Wednesday, January 27, 2016

BEING A VEHICLE OF DIVINE LOVE

In my few moments of meditational preparation before I see my first person of the day one of the prayers I say is "Help me to be a vehicle of Divine Love with my patients today." This prayer reflects an evolution of my thinking regarding my role as a psychotherapist. Increasingly some of the notions of the mystical traditions have become central to my evolving worldview, my view of myself in the world, and my lifework as a psychotherapist. My twice weekly contemplative walks in the woods and my meditations sitting with my back against a tree have contributed to what is unfolding.

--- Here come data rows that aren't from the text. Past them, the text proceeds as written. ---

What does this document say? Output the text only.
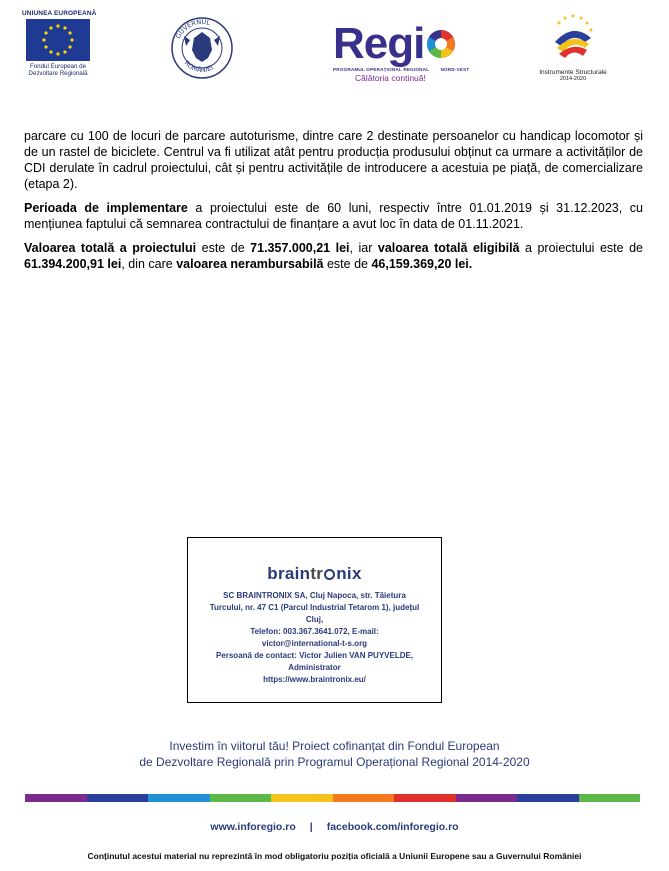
UNIUNEA EUROPEANĂ
Fondul European de
Dezvoltare Regională
GUVERNUL
ROMÂNIEI	Regi
PROGRAMUL OPERAȚIONAL REGIONAL NORD-VEST
Călătoria continuă!
Instrumente Structurale
2014-2020

parcare cu 100 de locuri de parcare autoturisme, dintre care 2 destinate persoanelor cu handicap locomotor și de un rastel de biciclete. Centrul va fi utilizat atât pentru producția produsului obținut ca urmare a activităților de CDI derulate în cadrul proiectului, cât și pentru activitățile de introducere a acestuia pe piață, de comercializare (etapa 2).

Perioada de implementare a proiectului este de 60 luni, respectiv între 01.01.2019 și 31.12.2023, cu mențiunea faptului că semnarea contractului de finanțare a avut loc în data de 01.11.2021.

Valoarea totală a proiectului este de 71.357.000,21 lei, iar valoarea totală eligibilă a proiectului este de 61.394.200,91 lei, din care valoarea nerambursabilă este de 46,159.369,20 lei.

braintr nix
SC BRAINTRONIX SA, Cluj Napoca, str. Tăietura
Turcului, nr. 47 C1 (Parcul Industrial Tetarom 1), județul
Cluj,
Telefon: 003.367.3641.072, E-mail:
victor@international-t-s.org
Persoană de contact: Victor Julien VAN PUYVELDE,
Administrator
https://www.braintronix.eu/
Investim în viitorul tău! Proiect cofinanțat din Fondul European
de Dezvoltare Regională prin Programul Operațional Regional 2014-2020
www.inforegio.ro | facebook.com/inforegio.ro
Conținutul acestui material nu reprezintă în mod obligatoriu poziția oficială a Uniunii Europene sau a Guvernului României
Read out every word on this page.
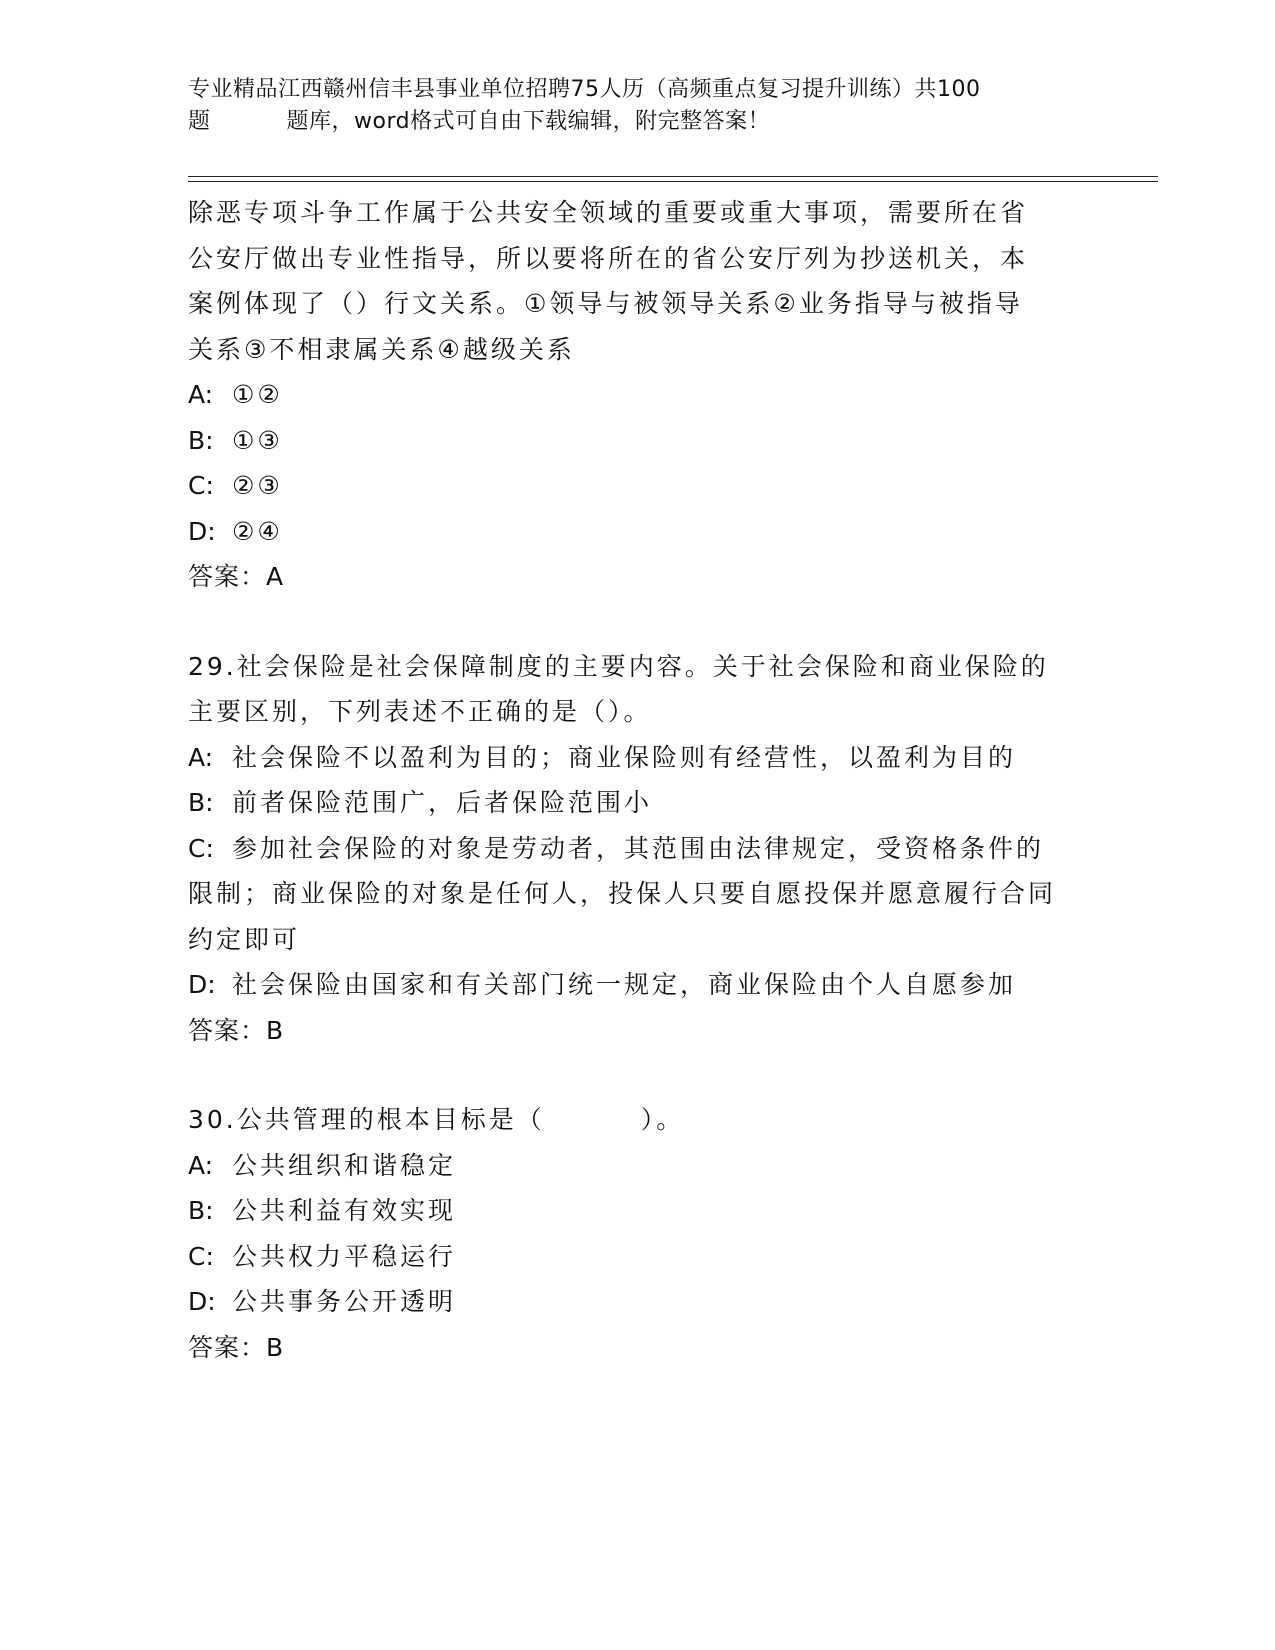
专业精品江西赣州信丰县事业单位招聘75人历（高频重点复习提升训练）共100
题	题库，word格式可自由下载编辑，附完整答案！

除恶专项斗争工作属于公共安全领域的重要或重大事项，需要所在省公安厅做出专业性指导，所以要将所在的省公安厅列为抄送机关，本案例体现了（）行文关系。①领导与被领导关系②业务指导与被指导关系③不相隶属关系④越级关系

A: ①②

B: ①③

C: ②③

D: ②④

答案：A

29.社会保险是社会保障制度的主要内容。关于社会保险和商业保险的主要区别，下列表述不正确的是（）。

A: 社会保险不以盈利为目的；商业保险则有经营性，以盈利为目的

B: 前者保险范围广，后者保险范围小

C: 参加社会保险的对象是劳动者，其范围由法律规定，受资格条件的限制；商业保险的对象是任何人，投保人只要自愿投保并愿意履行合同约定即可

D: 社会保险由国家和有关部门统一规定，商业保险由个人自愿参加

答案：B

30.公共管理的根本目标是（	）。

A: 公共组织和谐稳定

B: 公共利益有效实现

C: 公共权力平稳运行

D: 公共事务公开透明

答案：B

I playfully think of myself as an "aspiring nature mystic."
Most of the mystics(including Meister Eckhart in the Christian tradition, Abraham Heschel in the Judaic tradition, Rumi in the Sufi tradition) teach about the interconnectedness of all beings. They also say that there exists a metaconsciousness(which has different names in each of their traditions) the essence of which is love. They talk about the Divine and Divine Love.

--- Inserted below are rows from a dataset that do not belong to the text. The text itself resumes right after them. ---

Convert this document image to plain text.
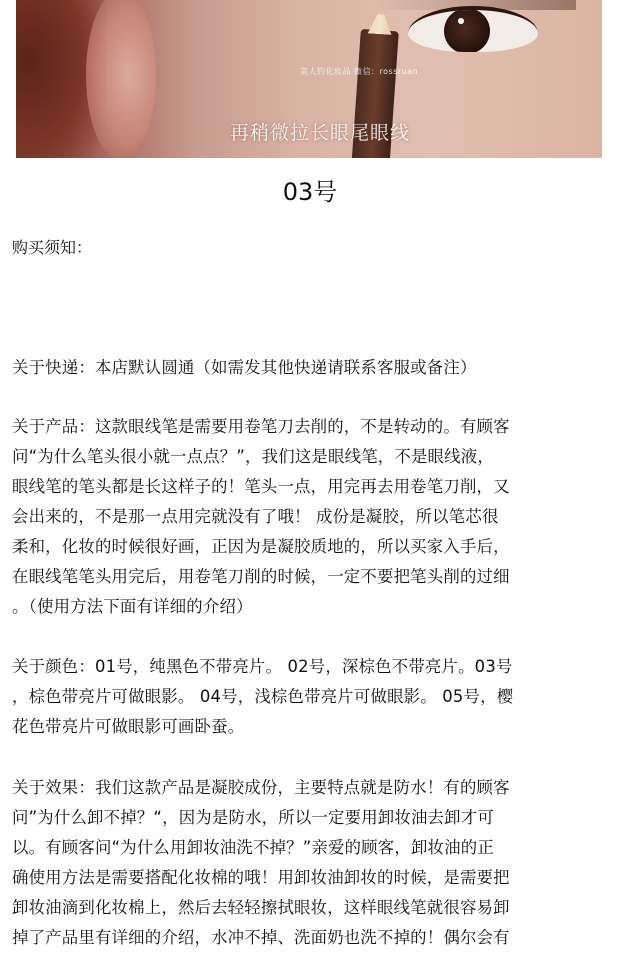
美人钓化妆品 微信：rossruan
再稍微拉长眼尾眼线
03号
购买须知：

关于快递：本店默认圆通（如需发其他快递请联系客服或备注）

关于产品：这款眼线笔是需要用卷笔刀去削的，不是转动的。有顾客
问“为什么笔头很小就一点点？”，我们这是眼线笔，不是眼线液，
眼线笔的笔头都是长这样子的！笔头一点，用完再去用卷笔刀削，又
会出来的，不是那一点用完就没有了哦！ 成份是凝胶，所以笔芯很
柔和，化妆的时候很好画，正因为是凝胶质地的，所以买家入手后，
在眼线笔笔头用完后，用卷笔刀削的时候，一定不要把笔头削的过细
。（使用方法下面有详细的介绍）

关于颜色：01号，纯黑色不带亮片。 02号，深棕色不带亮片。03号
，棕色带亮片可做眼影。 04号，浅棕色带亮片可做眼影。 05号，樱
花色带亮片可做眼影可画卧蚕。

关于效果：我们这款产品是凝胶成份，主要特点就是防水！有的顾客
问”为什么卸不掉？“，因为是防水，所以一定要用卸妆油去卸才可
以。有顾客问“为什么用卸妆油洗不掉？”亲爱的顾客，卸妆油的正
确使用方法是需要搭配化妆棉的哦！用卸妆油卸妆的时候，是需要把
卸妆油滴到化妆棉上，然后去轻轻擦拭眼妆，这样眼线笔就很容易卸
掉了产品里有详细的介绍，水冲不掉、洗面奶也洗不掉的！偶尔会有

One of my intentions in my woodland walks is to connect more to the Divine. In my efforts to make the relationship more personal I use the sun as an image of the Divine and refer to it as "the Old One." I find it helpful, and yet I acknowledge that it is a limited attempt to grasp the unknowable. Moreover, I imagine the rays of the sun shining through the trees as emanations of Divine Love - a love that shines on everyone and everything. It is this Divine Love that I'm trying to access in my prayers before seeing my patients.

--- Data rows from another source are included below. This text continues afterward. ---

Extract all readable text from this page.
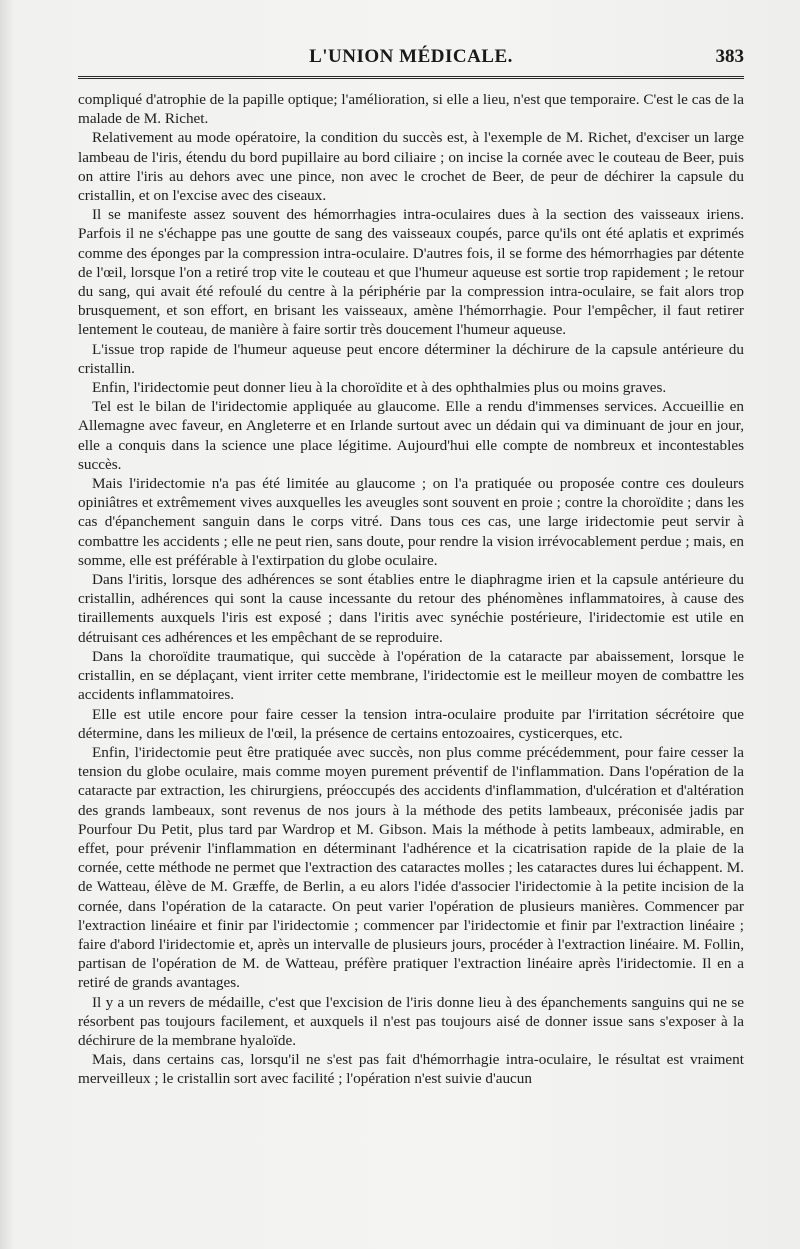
L'UNION MÉDICALE.	383

compliqué d'atrophie de la papille optique; l'amélioration, si elle a lieu, n'est que temporaire. C'est le cas de la malade de M. Richet.

Relativement au mode opératoire, la condition du succès est, à l'exemple de M. Richet, d'exciser un large lambeau de l'iris, étendu du bord pupillaire au bord ciliaire ; on incise la cornée avec le couteau de Beer, puis on attire l'iris au dehors avec une pince, non avec le crochet de Beer, de peur de déchirer la capsule du cristallin, et on l'excise avec des ciseaux.

Il se manifeste assez souvent des hémorrhagies intra-oculaires dues à la section des vaisseaux iriens. Parfois il ne s'échappe pas une goutte de sang des vaisseaux coupés, parce qu'ils ont été aplatis et exprimés comme des éponges par la compression intra-oculaire. D'autres fois, il se forme des hémorrhagies par détente de l'œil, lorsque l'on a retiré trop vite le couteau et que l'humeur aqueuse est sortie trop rapidement ; le retour du sang, qui avait été refoulé du centre à la périphérie par la compression intra-oculaire, se fait alors trop brusquement, et son effort, en brisant les vaisseaux, amène l'hémorrhagie. Pour l'empêcher, il faut retirer lentement le couteau, de manière à faire sortir très doucement l'humeur aqueuse.

L'issue trop rapide de l'humeur aqueuse peut encore déterminer la déchirure de la capsule antérieure du cristallin.

Enfin, l'iridectomie peut donner lieu à la choroïdite et à des ophthalmies plus ou moins graves.

Tel est le bilan de l'iridectomie appliquée au glaucome. Elle a rendu d'immenses services. Accueillie en Allemagne avec faveur, en Angleterre et en Irlande surtout avec un dédain qui va diminuant de jour en jour, elle a conquis dans la science une place légitime. Aujourd'hui elle compte de nombreux et incontestables succès.

Mais l'iridectomie n'a pas été limitée au glaucome ; on l'a pratiquée ou proposée contre ces douleurs opiniâtres et extrêmement vives auxquelles les aveugles sont souvent en proie ; contre la choroïdite ; dans les cas d'épanchement sanguin dans le corps vitré. Dans tous ces cas, une large iridectomie peut servir à combattre les accidents ; elle ne peut rien, sans doute, pour rendre la vision irrévocablement perdue ; mais, en somme, elle est préférable à l'extirpation du globe oculaire.

Dans l'iritis, lorsque des adhérences se sont établies entre le diaphragme irien et la capsule antérieure du cristallin, adhérences qui sont la cause incessante du retour des phénomènes inflammatoires, à cause des tiraillements auxquels l'iris est exposé ; dans l'iritis avec synéchie postérieure, l'iridectomie est utile en détruisant ces adhérences et les empêchant de se reproduire.

Dans la choroïdite traumatique, qui succède à l'opération de la cataracte par abaissement, lorsque le cristallin, en se déplaçant, vient irriter cette membrane, l'iridectomie est le meilleur moyen de combattre les accidents inflammatoires.

Elle est utile encore pour faire cesser la tension intra-oculaire produite par l'irritation sécrétoire que détermine, dans les milieux de l'œil, la présence de certains entozoaires, cysticerques, etc.

Enfin, l'iridectomie peut être pratiquée avec succès, non plus comme précédemment, pour faire cesser la tension du globe oculaire, mais comme moyen purement préventif de l'inflammation. Dans l'opération de la cataracte par extraction, les chirurgiens, préoccupés des accidents d'inflammation, d'ulcération et d'altération des grands lambeaux, sont revenus de nos jours à la méthode des petits lambeaux, préconisée jadis par Pourfour Du Petit, plus tard par Wardrop et M. Gibson. Mais la méthode à petits lambeaux, admirable, en effet, pour prévenir l'inflammation en déterminant l'adhérence et la cicatrisation rapide de la plaie de la cornée, cette méthode ne permet que l'extraction des cataractes molles ; les cataractes dures lui échappent. M. de Watteau, élève de M. Græffe, de Berlin, a eu alors l'idée d'associer l'iridectomie à la petite incision de la cornée, dans l'opération de la cataracte. On peut varier l'opération de plusieurs manières. Commencer par l'extraction linéaire et finir par l'iridectomie ; commencer par l'iridectomie et finir par l'extraction linéaire ; faire d'abord l'iridectomie et, après un intervalle de plusieurs jours, procéder à l'extraction linéaire. M. Follin, partisan de l'opération de M. de Watteau, préfère pratiquer l'extraction linéaire après l'iridectomie. Il en a retiré de grands avantages.

Il y a un revers de médaille, c'est que l'excision de l'iris donne lieu à des épanchements sanguins qui ne se résorbent pas toujours facilement, et auxquels il n'est pas toujours aisé de donner issue sans s'exposer à la déchirure de la membrane hyaloïde.

Mais, dans certains cas, lorsqu'il ne s'est pas fait d'hémorrhagie intra-oculaire, le résultat est vraiment merveilleux ; le cristallin sort avec facilité ; l'opération n'est suivie d'aucun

Periodically people ask me how I have been able to be in the presence of so much pain, doubt, sadness, fear, depression for so many years without getting burnt out. I reply that if I were reliant only upon the small heart of my ordinary ego the accumulated weight of carrying all that would become overwhelming long ago. However, many years ago I began to find it very helpful to access my personal Higher Self as a source of a much greater capacity for compassion and other forms of love. Since then whenever I am able to transcend my ordinary ego and access my Higher Self - whom I have named Wiseheart - during sessions I am able to be a compassionate presence for hours. Moreover, for many years I have thought of Wiseheart as being connected to an infinitely larger consciousness capable of an amount of love that is beyond our ability to understand. Gradually my thinking about that larger consciousness has evolved into the notion that my old friend Wiseheart is an aspect of the Divine and a conduit of Divine Love. Recently I've thought that when I'm connecting to Wiseheart I am being a vehicle or conduit of that source of love. So in my prayer before beginning work I am asking Wiseheart,"Help me to be a vehicle of Divine Love with my patients today."

SACRED ENTRUSTING

It is essential that our patients feel that they "are in good hands" when they come to us with their problems. As their psychotherapy sessions continue they become more vulnerable and reveal to us their innermost thoughts and feelings. Periodically they say,"I've never told this before to anyone." This is a "sacred entrusting." Although they have been wounded by others they are expecting and hoping that we will be different and that we will them with respect, compassion and loving kindness. From my perspective we make with them a sacred agreement, often unspoken, to be that entrusted person.
As part of the evolution of my work, increasingly I feel that there is another sacred entrusting - between me and Life. Between me and the Divine. In whatever way the referral originally occurred Life has presented me with these patients. The Divine asks me, in addition to using my skills and experience, to treat each of them with respect, importance and love. Although I don't usually consciously acknowledge it, I feel that at some higher level of consciousness I am saying "Yes" to that sacred pact.